ARTICLE VIII. RESERVED.
ARTICLE IX. DISSOLUTION OR ABANDONMENT OF CORPORATION.
In the event of the dissolution or the abandonment of the Corporation's activities (i.e., if the Board of Directors is not functioning effectively, or as provided in these Bylaws), for whatever reason, a resolution adopted by a two-thirds vote of all present at a general or special meeting shall deem the Corporation ineffectual, provided written notice of such intent has been submitted to the membership of record beforehand. Any and all assets of the Corporation at that time shall be distributed to and held in trust by the Mayor and City Council of Baltimore. In no event is the Mayor and City Council to provide for or allocate any part of the Corporation's funds on behalf of the Corporation. Until such time as the Corporation calls a regular or special meeting and re-elects officers, if necessary, and the Corporation deems itself, with assurances to the Mayor and City Council, as viable and healthy again, can the funds held in trust by the Mayor and City Council be returned to the Corporation.
ARTICLE X. AMENDMENTS TO THE RETAIL BUSINESS DISTRICT ORDINANCE.
The Corporation has the power to adopt a resolution suggesting changes in the York Road Retail Business District from time to time, as prescribed in Article 15, Sections 113 (d) and 121 (c) (2) of the Code. Any and all changes in the ordinance shall rest in the members of the Corporation who, by a two-thirds vote of all present at a special or regular meeting, shall send such resolution to the Mayor and City Council of Baltimore, provided written notice of such intent has been submitted to the membership of record beforehand. The Mayor and City Council must then ratify any change(s) by ordinance, again, before said change(s) become effective.
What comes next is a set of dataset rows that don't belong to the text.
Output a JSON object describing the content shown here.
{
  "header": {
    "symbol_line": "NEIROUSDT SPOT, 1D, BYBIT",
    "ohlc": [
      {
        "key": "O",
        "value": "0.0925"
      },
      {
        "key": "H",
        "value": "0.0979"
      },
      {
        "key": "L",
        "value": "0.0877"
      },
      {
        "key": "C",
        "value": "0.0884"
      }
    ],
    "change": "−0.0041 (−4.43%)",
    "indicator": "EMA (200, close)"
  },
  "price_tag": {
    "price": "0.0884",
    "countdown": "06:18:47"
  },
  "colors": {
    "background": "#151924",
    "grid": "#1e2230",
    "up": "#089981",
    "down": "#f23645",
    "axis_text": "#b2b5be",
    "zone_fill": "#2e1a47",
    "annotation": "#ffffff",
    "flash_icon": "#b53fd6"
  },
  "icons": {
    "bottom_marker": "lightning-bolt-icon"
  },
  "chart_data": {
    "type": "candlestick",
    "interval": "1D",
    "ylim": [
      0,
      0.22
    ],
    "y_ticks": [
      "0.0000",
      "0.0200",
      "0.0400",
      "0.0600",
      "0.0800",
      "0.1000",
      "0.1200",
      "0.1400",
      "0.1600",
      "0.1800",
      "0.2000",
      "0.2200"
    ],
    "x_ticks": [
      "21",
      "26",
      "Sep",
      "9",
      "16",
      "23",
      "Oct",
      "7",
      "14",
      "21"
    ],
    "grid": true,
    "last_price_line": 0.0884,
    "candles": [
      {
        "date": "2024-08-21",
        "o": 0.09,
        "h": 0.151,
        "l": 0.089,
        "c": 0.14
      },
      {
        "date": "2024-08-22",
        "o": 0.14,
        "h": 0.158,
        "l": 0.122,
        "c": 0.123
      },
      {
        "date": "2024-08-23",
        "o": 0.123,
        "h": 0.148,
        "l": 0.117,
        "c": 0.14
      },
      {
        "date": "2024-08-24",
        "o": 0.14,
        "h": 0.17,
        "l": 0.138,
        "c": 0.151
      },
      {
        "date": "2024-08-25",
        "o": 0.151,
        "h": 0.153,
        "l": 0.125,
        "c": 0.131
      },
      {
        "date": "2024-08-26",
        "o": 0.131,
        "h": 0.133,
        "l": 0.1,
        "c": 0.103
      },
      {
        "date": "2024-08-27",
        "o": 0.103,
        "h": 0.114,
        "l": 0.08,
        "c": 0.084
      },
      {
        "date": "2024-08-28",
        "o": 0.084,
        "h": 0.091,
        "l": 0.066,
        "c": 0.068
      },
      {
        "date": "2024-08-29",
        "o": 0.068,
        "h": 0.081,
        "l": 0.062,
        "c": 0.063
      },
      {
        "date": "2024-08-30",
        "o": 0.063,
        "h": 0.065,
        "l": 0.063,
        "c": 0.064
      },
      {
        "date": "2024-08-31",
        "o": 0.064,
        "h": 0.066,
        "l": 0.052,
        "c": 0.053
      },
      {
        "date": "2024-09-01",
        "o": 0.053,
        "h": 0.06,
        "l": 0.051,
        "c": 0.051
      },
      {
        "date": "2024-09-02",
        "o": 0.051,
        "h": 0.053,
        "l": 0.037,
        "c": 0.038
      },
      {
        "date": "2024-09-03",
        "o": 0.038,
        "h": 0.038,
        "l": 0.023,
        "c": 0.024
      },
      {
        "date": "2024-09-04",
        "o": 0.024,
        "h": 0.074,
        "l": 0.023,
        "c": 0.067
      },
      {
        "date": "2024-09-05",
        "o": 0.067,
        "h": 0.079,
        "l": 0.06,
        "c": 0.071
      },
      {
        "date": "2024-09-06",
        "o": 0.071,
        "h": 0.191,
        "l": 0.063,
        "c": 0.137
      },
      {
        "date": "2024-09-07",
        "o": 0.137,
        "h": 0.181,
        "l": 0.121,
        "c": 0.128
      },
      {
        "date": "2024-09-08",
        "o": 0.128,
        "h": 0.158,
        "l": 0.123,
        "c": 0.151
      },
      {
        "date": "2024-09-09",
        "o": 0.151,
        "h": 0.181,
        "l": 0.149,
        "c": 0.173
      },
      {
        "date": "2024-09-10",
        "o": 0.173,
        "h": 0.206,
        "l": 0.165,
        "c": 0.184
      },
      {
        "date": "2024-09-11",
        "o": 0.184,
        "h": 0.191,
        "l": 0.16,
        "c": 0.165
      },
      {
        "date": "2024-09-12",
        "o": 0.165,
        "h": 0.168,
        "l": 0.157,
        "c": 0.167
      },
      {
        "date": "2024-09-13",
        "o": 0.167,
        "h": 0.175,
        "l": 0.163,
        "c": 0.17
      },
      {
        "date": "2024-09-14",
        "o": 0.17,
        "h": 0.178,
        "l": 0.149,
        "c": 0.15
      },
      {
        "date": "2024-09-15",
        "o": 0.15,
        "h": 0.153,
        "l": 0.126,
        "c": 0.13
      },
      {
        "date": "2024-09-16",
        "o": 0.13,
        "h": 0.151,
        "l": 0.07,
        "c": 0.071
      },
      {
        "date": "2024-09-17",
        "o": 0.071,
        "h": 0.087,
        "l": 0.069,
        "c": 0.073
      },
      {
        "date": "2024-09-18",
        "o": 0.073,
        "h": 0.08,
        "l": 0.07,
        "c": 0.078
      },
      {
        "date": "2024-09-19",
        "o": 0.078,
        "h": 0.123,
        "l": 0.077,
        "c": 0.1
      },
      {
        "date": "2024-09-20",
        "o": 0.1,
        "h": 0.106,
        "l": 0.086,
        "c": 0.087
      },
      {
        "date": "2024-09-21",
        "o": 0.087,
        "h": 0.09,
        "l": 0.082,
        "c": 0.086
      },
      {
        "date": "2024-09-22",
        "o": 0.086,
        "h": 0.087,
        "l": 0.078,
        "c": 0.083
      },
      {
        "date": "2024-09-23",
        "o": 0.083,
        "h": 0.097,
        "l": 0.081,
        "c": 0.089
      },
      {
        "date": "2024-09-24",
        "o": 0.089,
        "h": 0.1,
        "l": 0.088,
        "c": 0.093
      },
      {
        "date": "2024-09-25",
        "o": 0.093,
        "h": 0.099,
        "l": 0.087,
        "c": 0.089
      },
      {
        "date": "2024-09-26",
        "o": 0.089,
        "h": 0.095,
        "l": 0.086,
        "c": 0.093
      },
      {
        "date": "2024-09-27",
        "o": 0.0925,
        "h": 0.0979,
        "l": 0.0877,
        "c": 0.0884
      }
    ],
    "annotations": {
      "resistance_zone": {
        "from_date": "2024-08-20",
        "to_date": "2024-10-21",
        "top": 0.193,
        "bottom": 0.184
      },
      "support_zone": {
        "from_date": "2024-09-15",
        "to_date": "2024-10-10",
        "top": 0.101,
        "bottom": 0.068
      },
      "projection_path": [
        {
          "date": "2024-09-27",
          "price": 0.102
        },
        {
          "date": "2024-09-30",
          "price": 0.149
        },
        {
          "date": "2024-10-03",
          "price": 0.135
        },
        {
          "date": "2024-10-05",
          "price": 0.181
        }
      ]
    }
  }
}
ARTICLE XI. AMENDMENTS TO THESE BYLAWS.
These bylaws may be amended at any annual or special meeting of the Corporation by a two-thirds vote of all present, provided the amendment(s) has been submitted in writing to the membership of record beforehand.
ARTICLE XII. PARLIAMENTARY AUTHORITY.
The rules in the current edition of Robert's Rules of Order Newly Revised shall govern the Corporation in all cases to which they are applicable and in which they are not inconsistent with these Bylaws or any special rules of order the Corporation may adopt.